Тогда наш лейтенант ему здраво намекнул, что он лишь потеряет всех нас и даст возможность искирам занять высоту и «Матильду». Следует заметить, что капитан расценил слова будущего главы Апелляционного комитета Палаты лордов как неподчинение приказу, трусость и предательство, достал револьвер, и Чербери оказался в шаге от того, чтобы стать покойником.
Кроуфорд между тем произнес:
– Мосс потом мне признался, все считали, что именно я решу вопрос. Но решил его ты, ганнери.
– Я старший сержант. Моя задача была не терять людей.
Лейтенант, пусть он в мирной жизни был птицей совсем иного полета, здесь стал своим. Таким же, как мы. А братство, оно на то и братство, чтобы защищать попавших в беду. Порой ради этого приходится делать вещи, которыми нельзя гордиться.
Я выстрелил капитану прямо в висок прежде, чем он успел накрутить себя, чтобы убить младшего офицера. Возможно, через секунду это сделал бы кто-нибудь другой. Мосс, или Вороненок, или Уолли. А может, никто бы не шевелился, и Чемберли прикончили под карканье воронов, а уже после мы прибили бы капитана. Потому что он был глупцом, трусом и сволочью.
Но я сделал это и ничуть не жалею. И никто из моих товарищей тогда мне не сказал ни слова.
Конец истории.
– Ты был хорошим солдатом. – Кроуфорд впервые на моей памяти высказал отношение к тому, что произошло в тот далекий день.

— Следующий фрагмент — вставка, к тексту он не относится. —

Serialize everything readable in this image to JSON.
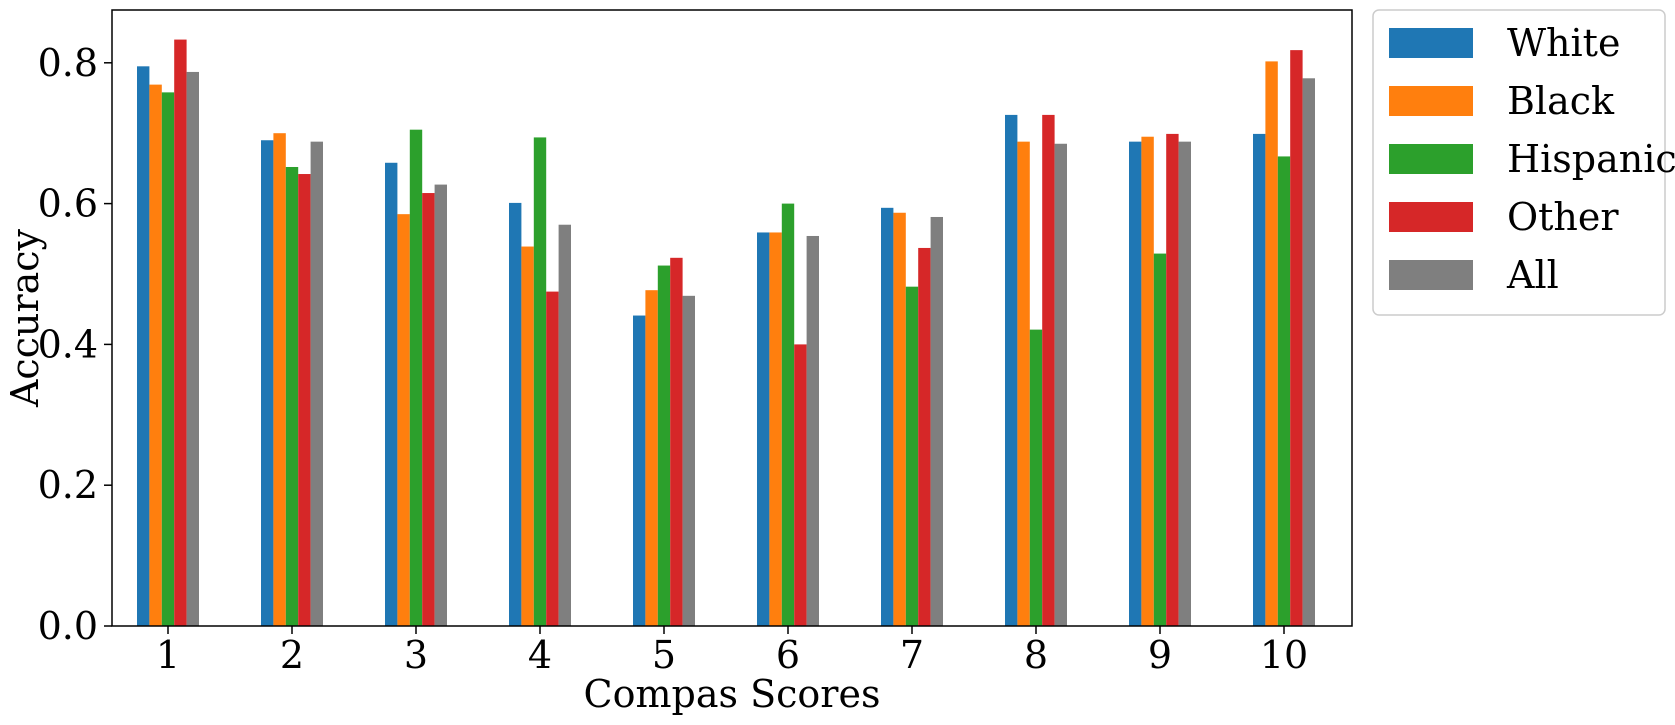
{
  "chart_data": {
    "type": "bar",
    "title": "",
    "xlabel": "Compas Scores",
    "ylabel": "Accuracy",
    "categories": [
      "1",
      "2",
      "3",
      "4",
      "5",
      "6",
      "7",
      "8",
      "9",
      "10"
    ],
    "ylim": [
      0,
      0.875
    ],
    "yticks": [
      "0.0",
      "0.2",
      "0.4",
      "0.6",
      "0.8"
    ],
    "grid": false,
    "legend_position": "outside-top-right",
    "series": [
      {
        "name": "White",
        "color": "#1f77b4",
        "values": [
          0.795,
          0.69,
          0.658,
          0.601,
          0.441,
          0.559,
          0.594,
          0.726,
          0.688,
          0.699
        ]
      },
      {
        "name": "Black",
        "color": "#ff7f0e",
        "values": [
          0.769,
          0.7,
          0.585,
          0.539,
          0.477,
          0.559,
          0.587,
          0.688,
          0.695,
          0.802
        ]
      },
      {
        "name": "Hispanic",
        "color": "#2ca02c",
        "values": [
          0.758,
          0.652,
          0.705,
          0.694,
          0.512,
          0.6,
          0.482,
          0.421,
          0.529,
          0.667
        ]
      },
      {
        "name": "Other",
        "color": "#d62728",
        "values": [
          0.833,
          0.642,
          0.615,
          0.475,
          0.523,
          0.4,
          0.537,
          0.726,
          0.699,
          0.818
        ]
      },
      {
        "name": "All",
        "color": "#7f7f7f",
        "values": [
          0.787,
          0.688,
          0.627,
          0.57,
          0.469,
          0.554,
          0.581,
          0.685,
          0.688,
          0.778
        ]
      }
    ]
  }
}
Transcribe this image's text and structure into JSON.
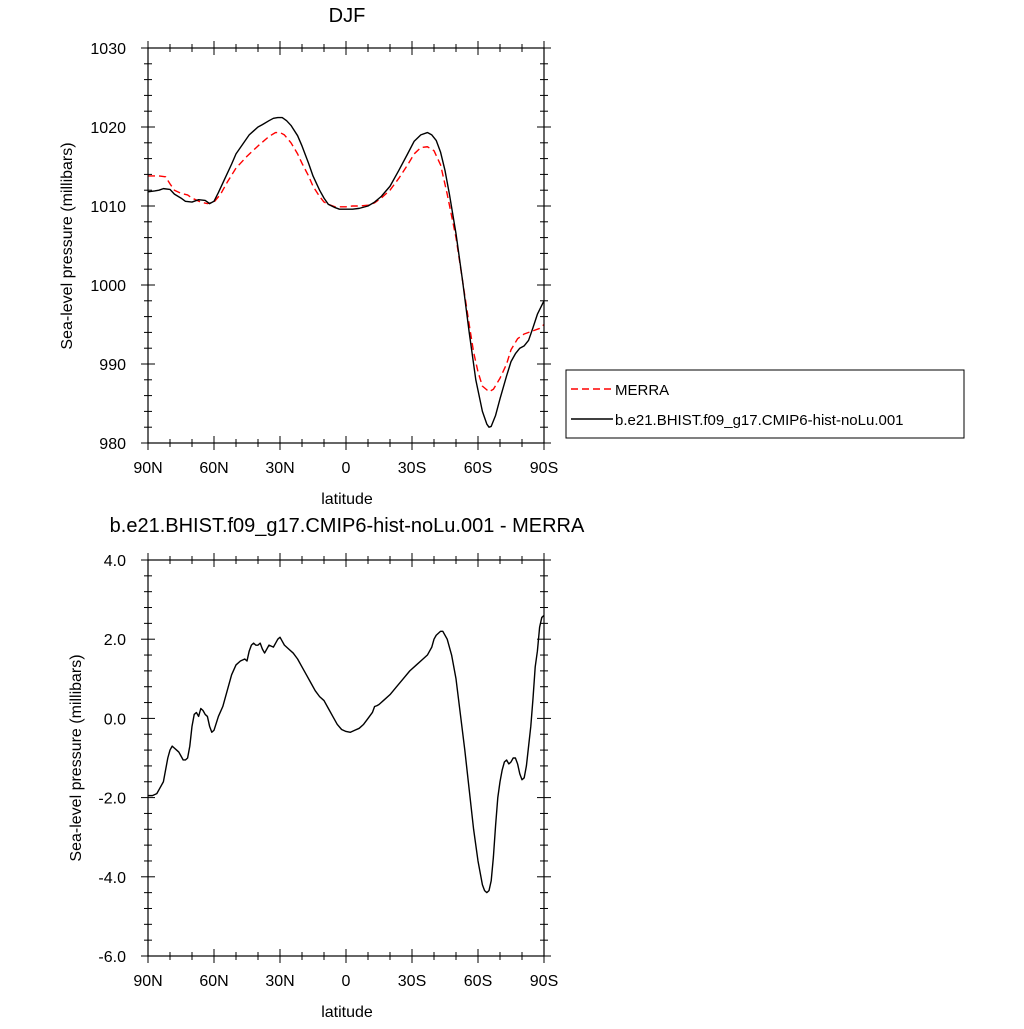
{
  "chart_data": [
    {
      "type": "line",
      "title": "DJF",
      "xlabel": "latitude",
      "ylabel": "Sea-level pressure (millibars)",
      "x_tick_labels": [
        "90N",
        "60N",
        "30N",
        "0",
        "30S",
        "60S",
        "90S"
      ],
      "x_ticks": [
        -90,
        -60,
        -30,
        0,
        30,
        60,
        90
      ],
      "xlim": [
        -90,
        90
      ],
      "x_note": "x values: negative = northern latitudes, positive = southern latitudes",
      "y_tick_labels": [
        "980",
        "990",
        "1000",
        "1010",
        "1020",
        "1030"
      ],
      "y_ticks": [
        980,
        990,
        1000,
        1010,
        1020,
        1030
      ],
      "ylim": [
        980,
        1030
      ],
      "legend_position": "right",
      "series": [
        {
          "name": "MERRA",
          "color": "#ff0000",
          "dash": "dashed",
          "x": [
            -90,
            -85,
            -82,
            -80,
            -78,
            -75,
            -72,
            -70,
            -66,
            -63,
            -60,
            -57,
            -54,
            -50,
            -45,
            -40,
            -35,
            -32,
            -30,
            -28,
            -25,
            -22,
            -20,
            -17,
            -15,
            -12,
            -10,
            -7,
            -5,
            -2,
            0,
            3,
            6,
            10,
            13,
            16,
            20,
            24,
            28,
            31,
            34,
            37,
            40,
            43,
            46,
            50,
            53,
            56,
            58,
            60,
            62,
            65,
            67,
            70,
            73,
            75,
            78,
            81,
            85,
            88,
            90
          ],
          "y": [
            1013.8,
            1013.8,
            1013.7,
            1012.8,
            1012.0,
            1011.6,
            1011.4,
            1011.0,
            1010.5,
            1010.3,
            1010.5,
            1011.5,
            1013.0,
            1014.8,
            1016.3,
            1017.6,
            1018.8,
            1019.3,
            1019.3,
            1019.0,
            1018.0,
            1016.6,
            1015.4,
            1013.8,
            1012.5,
            1011.2,
            1010.5,
            1010.1,
            1009.9,
            1009.9,
            1009.9,
            1010.0,
            1010.0,
            1010.1,
            1010.4,
            1011.0,
            1012.0,
            1013.5,
            1015.2,
            1016.6,
            1017.4,
            1017.5,
            1017.0,
            1015.2,
            1011.5,
            1006.0,
            1000.5,
            995.0,
            991.5,
            989.0,
            987.2,
            986.5,
            986.8,
            988.2,
            990.0,
            991.8,
            993.2,
            993.8,
            994.2,
            994.5,
            995.0
          ]
        },
        {
          "name": "b.e21.BHIST.f09_g17.CMIP6-hist-noLu.001",
          "color": "#000000",
          "dash": "solid",
          "x": [
            -90,
            -87,
            -85,
            -83,
            -80,
            -78,
            -75,
            -73,
            -70,
            -67,
            -64,
            -62,
            -60,
            -58,
            -55,
            -52,
            -50,
            -47,
            -44,
            -42,
            -40,
            -38,
            -35,
            -33,
            -31,
            -29,
            -27,
            -25,
            -22,
            -20,
            -17,
            -15,
            -12,
            -10,
            -8,
            -5,
            -3,
            0,
            3,
            6,
            10,
            13,
            16,
            20,
            24,
            28,
            31,
            34,
            37,
            39,
            41,
            43,
            45,
            47,
            50,
            53,
            56,
            59,
            62,
            64,
            65,
            66,
            68,
            70,
            73,
            75,
            77,
            79,
            81,
            83,
            85,
            87,
            90
          ],
          "y": [
            1011.8,
            1011.9,
            1012.0,
            1012.2,
            1012.1,
            1011.5,
            1011.0,
            1010.6,
            1010.5,
            1010.8,
            1010.7,
            1010.3,
            1010.6,
            1011.7,
            1013.5,
            1015.3,
            1016.6,
            1017.8,
            1019.0,
            1019.5,
            1020.0,
            1020.3,
            1020.8,
            1021.1,
            1021.2,
            1021.2,
            1020.8,
            1020.2,
            1018.9,
            1017.6,
            1015.4,
            1013.8,
            1012.0,
            1011.0,
            1010.2,
            1009.8,
            1009.6,
            1009.6,
            1009.6,
            1009.7,
            1010.0,
            1010.5,
            1011.2,
            1012.5,
            1014.5,
            1016.6,
            1018.2,
            1019.0,
            1019.3,
            1019.0,
            1018.3,
            1016.8,
            1014.5,
            1011.5,
            1006.5,
            1000.5,
            994.0,
            988.0,
            984.0,
            982.4,
            982.0,
            982.1,
            983.5,
            985.6,
            988.5,
            990.3,
            991.3,
            992.0,
            992.3,
            993.0,
            994.6,
            996.3,
            998.0
          ]
        }
      ]
    },
    {
      "type": "line",
      "title": "b.e21.BHIST.f09_g17.CMIP6-hist-noLu.001 - MERRA",
      "xlabel": "latitude",
      "ylabel": "Sea-level pressure (millibars)",
      "x_tick_labels": [
        "90N",
        "60N",
        "30N",
        "0",
        "30S",
        "60S",
        "90S"
      ],
      "x_ticks": [
        -90,
        -60,
        -30,
        0,
        30,
        60,
        90
      ],
      "xlim": [
        -90,
        90
      ],
      "y_tick_labels": [
        "-6.0",
        "-4.0",
        "-2.0",
        "0.0",
        "2.0",
        "4.0"
      ],
      "y_ticks": [
        -6,
        -4,
        -2,
        0,
        2,
        4
      ],
      "ylim": [
        -6,
        4
      ],
      "series": [
        {
          "color": "#000000",
          "dash": "solid",
          "x": [
            -90,
            -88,
            -86,
            -85,
            -83,
            -81,
            -80,
            -79,
            -78,
            -77,
            -76,
            -75,
            -74,
            -73,
            -72,
            -71,
            -70,
            -69,
            -68,
            -67,
            -66,
            -65,
            -64,
            -63,
            -62,
            -61,
            -60,
            -58,
            -56,
            -54,
            -52,
            -50,
            -48,
            -46,
            -45,
            -44,
            -43,
            -42,
            -41,
            -40,
            -39,
            -38,
            -37,
            -35,
            -33,
            -32,
            -31,
            -30,
            -29,
            -28,
            -26,
            -24,
            -22,
            -20,
            -18,
            -16,
            -14,
            -12,
            -10,
            -8,
            -6,
            -4,
            -2,
            0,
            2,
            4,
            6,
            8,
            10,
            12,
            13,
            14,
            15,
            17,
            20,
            23,
            26,
            29,
            32,
            35,
            37,
            38,
            39,
            40,
            41,
            42,
            43,
            44,
            46,
            48,
            50,
            52,
            54,
            56,
            58,
            60,
            62,
            63,
            64,
            65,
            66,
            67,
            68,
            69,
            70,
            71,
            72,
            73,
            74,
            75,
            76,
            77,
            78,
            79,
            80,
            81,
            82,
            83,
            84,
            85,
            86,
            87,
            88,
            89,
            90
          ],
          "y": [
            -1.95,
            -1.95,
            -1.9,
            -1.8,
            -1.6,
            -1.0,
            -0.8,
            -0.7,
            -0.75,
            -0.8,
            -0.85,
            -0.95,
            -1.05,
            -1.05,
            -1.0,
            -0.7,
            -0.2,
            0.1,
            0.15,
            0.05,
            0.25,
            0.2,
            0.1,
            0.05,
            -0.2,
            -0.35,
            -0.3,
            0.05,
            0.3,
            0.7,
            1.1,
            1.35,
            1.45,
            1.5,
            1.45,
            1.7,
            1.85,
            1.9,
            1.85,
            1.85,
            1.9,
            1.75,
            1.65,
            1.85,
            1.8,
            1.9,
            2.0,
            2.05,
            1.95,
            1.85,
            1.75,
            1.65,
            1.5,
            1.3,
            1.1,
            0.9,
            0.7,
            0.55,
            0.45,
            0.25,
            0.05,
            -0.15,
            -0.28,
            -0.33,
            -0.35,
            -0.3,
            -0.25,
            -0.15,
            0.0,
            0.15,
            0.3,
            0.32,
            0.35,
            0.45,
            0.6,
            0.8,
            1.0,
            1.2,
            1.35,
            1.5,
            1.6,
            1.7,
            1.8,
            2.0,
            2.1,
            2.15,
            2.2,
            2.2,
            2.0,
            1.6,
            1.0,
            0.1,
            -0.8,
            -1.8,
            -2.8,
            -3.6,
            -4.2,
            -4.35,
            -4.4,
            -4.35,
            -4.1,
            -3.5,
            -2.7,
            -2.0,
            -1.6,
            -1.3,
            -1.1,
            -1.05,
            -1.15,
            -1.1,
            -1.0,
            -1.0,
            -1.15,
            -1.4,
            -1.55,
            -1.5,
            -1.2,
            -0.7,
            -0.2,
            0.5,
            1.3,
            1.7,
            2.3,
            2.55,
            2.6
          ]
        }
      ]
    }
  ]
}
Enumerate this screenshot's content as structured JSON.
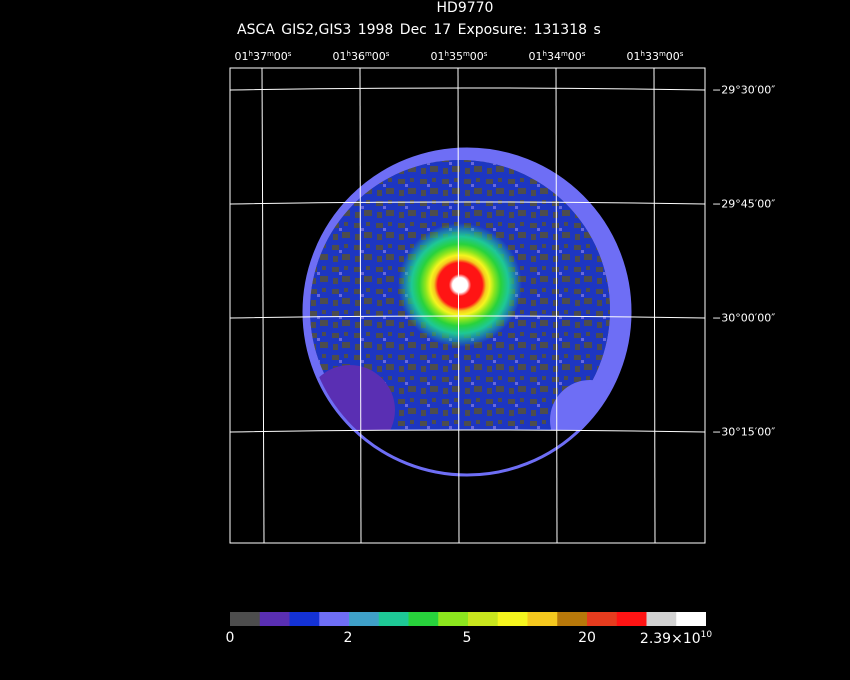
{
  "header": {
    "target": "HD9770",
    "subtitle": "ASCA GIS2,GIS3   1998 Dec 17    Exposure: 131318 s"
  },
  "ra_ticks": [
    {
      "h": "01",
      "m": "37",
      "s": "00"
    },
    {
      "h": "01",
      "m": "36",
      "s": "00"
    },
    {
      "h": "01",
      "m": "35",
      "s": "00"
    },
    {
      "h": "01",
      "m": "34",
      "s": "00"
    },
    {
      "h": "01",
      "m": "33",
      "s": "00"
    }
  ],
  "dec_ticks": [
    "−29°30′00″",
    "−29°45′00″",
    "−30°00′00″",
    "−30°15′00″"
  ],
  "colorbar": {
    "colors": [
      "#4d4d4d",
      "#5a2fb3",
      "#1432d6",
      "#6e6ef5",
      "#3fa0c8",
      "#1ec896",
      "#28d23c",
      "#8ce61e",
      "#c8e61e",
      "#f5f51e",
      "#f5c81e",
      "#b8780a",
      "#e63c1e",
      "#ff1414",
      "#d2d2d2",
      "#ffffff"
    ],
    "labels": {
      "l0": "0",
      "l2": "2",
      "l5": "5",
      "l20": "20",
      "lmax_mant": "2.39×10",
      "lmax_exp": "10"
    }
  },
  "image_colors": {
    "background": "#000000",
    "grid": "#ffffff",
    "low": "#4d4d4d",
    "blue": "#1432d6",
    "edge": "#6e6ef5",
    "core": "#ff1414",
    "peak": "#ffffff"
  }
}
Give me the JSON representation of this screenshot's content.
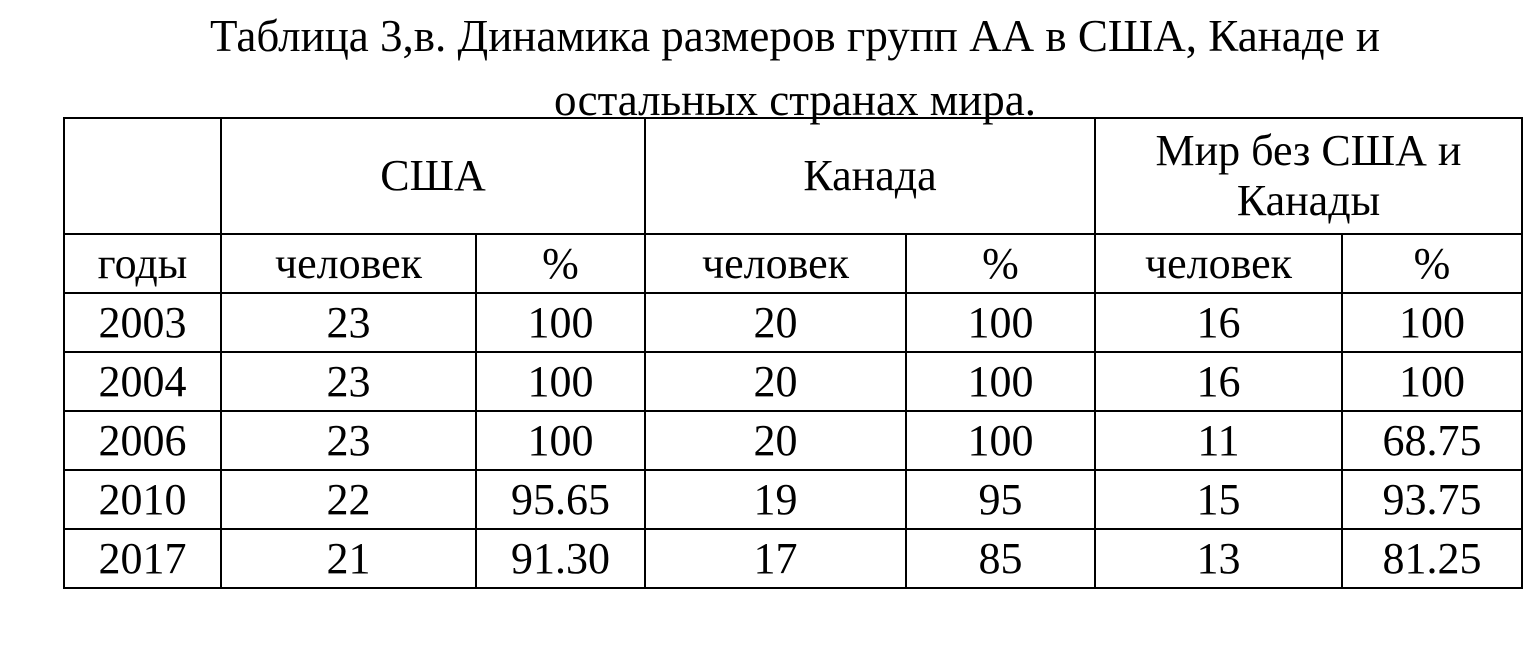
{
  "title": {
    "line1": "Таблица 3,в. Динамика размеров групп АА в США, Канаде и",
    "line2": "остальных странах мира."
  },
  "table": {
    "groups": [
      "",
      "США",
      "Канада",
      "Мир без США и Канады"
    ],
    "subheaders": [
      "годы",
      "человек",
      "%",
      "человек",
      "%",
      "человек",
      "%"
    ],
    "rows": [
      [
        "2003",
        "23",
        "100",
        "20",
        "100",
        "16",
        "100"
      ],
      [
        "2004",
        "23",
        "100",
        "20",
        "100",
        "16",
        "100"
      ],
      [
        "2006",
        "23",
        "100",
        "20",
        "100",
        "11",
        "68.75"
      ],
      [
        "2010",
        "22",
        "95.65",
        "19",
        "95",
        "15",
        "93.75"
      ],
      [
        "2017",
        "21",
        "91.30",
        "17",
        "85",
        "13",
        "81.25"
      ]
    ]
  }
}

– Все мы становились хорошими солдатами, как только понимали, что не бессмертны, как нам думалось перед агитационными плакатами, а можем умереть в любую секунду. Сразу находилась причина для того, чтобы драться. Мы хотели выжить и вернуться.
– Большинство из нас. Я скучаю по войне.
Я понимал, о чем он.
Роща закончилась, впереди лежали пустыри, заросшие высокой, в мой рост, травой вкуса сырого овса, и бесконечными маслянисто блестящими пятнами воды вкуса угля, подтапливающей землю, превратившей ее в болото. Идти можно было лишь рядом с рельсами, здесь насыпали достаточно щебня под шпалы, чтобы появилось хоть какое-то возвышение.
– Следы, – произнес Кроуфорд, все так же, как и прежде, удерживая карабин на сгибе локтя. – Но довольно старые.
Я и сам видел призраки оплывших отпечатков, уже практически уничтоженные дождями. Будь тут Вороненок, он многое мог бы рассказать о человеке, который прошел.
Впереди показалась крыша какого-то здания, и вскоре мы подошли к высокому кирпичному забору с закрытыми на цепь стальными воротами.
– Подсади-ка! – попросил Юэн.
Я помог ему забраться, передал карабин. Кроуфорд так и остался сидеть наверху, точно маленький воробей, возомнивший себя стервятником, пока я не оказался на другой стороне.
Тут рельсы заканчивались. Ржавела заросшая репейником паровая платформа с демонтированным котлом и колесами. Я заглянул в домик охраны. Дверь была заперта, стекло разбито. Несмотря на густую тень, на стене множество темных пятен – кто-то потерял содержимое головы. Скорее всего, погибший во время нападения на лабораторию.
– Осмотрюсь. Найду тебя позже. – Кроуфорд отправился вдоль забора, не ожидая моего одобрения.
Шел он чуть суетливо, и я подозревал, что в сумке у него не только револьвер, но и щепотка серого порошка. Не так много, чтобы отправиться в мир грез, но достаточно для того, чтобы слегка расслабиться. За Юэна я не беспокоился. Вот уж кто способен справиться с любыми неприятностями, так это он. И не только с помощью молитв.
Три серых приземистых одноэтажных здания, соединенных между собой короткими переходами. Несколько хозяйственных построек, сейчас взятых в осаду лужами (подойти к сараям можно было, лишь форсировав водную преграду). И большая оранжерея, состоящая из множества стекол, с куполом и системой труб, подающих воду.
Она не запиралась, и, оказавшись внутри, я испытал разочарование. Если здесь что-то и росло, то очень давно. Никаких растений, даже самого завалящего цветочного горшка, коих на балконах Риерты больше, чем голубей на площади Дукса. Все свободное пространство занимали приваренные под углом к стене странные баки вкуса нарциссов.
Желтые.
Они напоминали саркофаги, которые частенько достают из земли алавиты, с той лишь разницей, что эти усыпальницы создала фабрика, а не древние люди. К каждой емкости подходили ребристые трубки из тусклого металла и плоские кабели, обмотанные изоляцией вкуса скумбрии.